Consider a chessboard that is infinite in all directions. Alex the T-rex wishes to place a positive integer in each square in such a way that: No two numbers are equal. If a number m is placed on square C, then at least k of the squares orthogonally adjacent to C have a multiple of m written on them. What is the greatest value of k for which this is possible?
Problem
Source: Mexico National Olympiad Mock Exam 2021 P5
Tags: combinatorics
12.11.2021 07:22
The answer is k=2. First, two adjacent squares can't both divide each other so k≠4. To show k can't be 3, consider a square with a number a and say the number ka is written next to it.

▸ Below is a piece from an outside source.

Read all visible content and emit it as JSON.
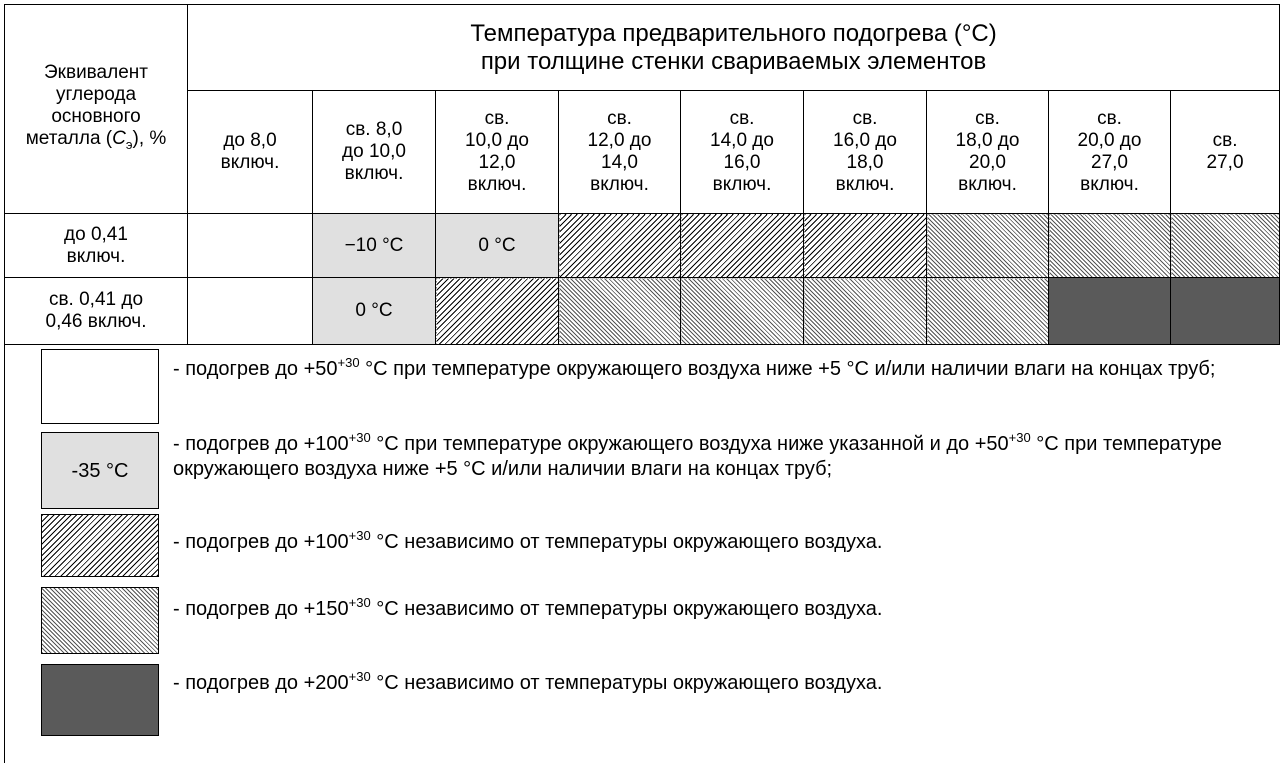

Also WLOG let the number not divisible by a adjacent to it be to its left. Then below ka, there must be a multiple of it, say its akb. But then the square to the left of this has to be a multiple of both a and akb, so can't divide either of them. For k=2, a construction is as follows. First place the numbers 1,2,4,8 in a 2×2 square. I claim we can just keep adding a new row or column to the current rectangle while still maintaining the condition, which finishes. But this is easy, since pick the top right square and add a multiple of it to its right. Then below it, take a multiple of the product of numbers on the left and top(take the multiples big enough to ensure distinctness). This works. ◼
12.11.2021 14:07
We prove that k=2.We prove that that k cannot be 3.Assume the contrary.Just choose any cell with say m written on it and neighbours a,b,such that they form an L and a,b>m.Now,let n be the other common neighbour of a,b.WLOG,a>b,now since m<a,so n>a>b but ,then n has atmost 2 such neighbours,which is a contradiction. For the construction,start with a row,which extends infinitely right.,number it 1.Then fill the ith cell in the row with number 2.3i,with i,increasing right. Then add rows on top of it and for row j,fill it with numbers 2j.3i,similarly.This clearly works as every number divides the number on top and right of it.
13.11.2021 08:53
Original (and harder) statement: Let n be a positive integer. We say that the two points in n-dimensional Euclidean space with integer coordinates (x1,x2,…,xn) and (y1,y2,…,yn) are adjacent if and only if |x1−y1|+|x2−y2|+⋯+|xn−yn|=1. Alex the T-rex wishes to place a positive integer in every point with integer coordinates in n-dimensional Euclidean space in such a way that: No two numbers are equal. If a number m is placed on point P, then at least k of the points adjacent to P have a multiple of m written on them. What is the greatest value of k for which this is possible?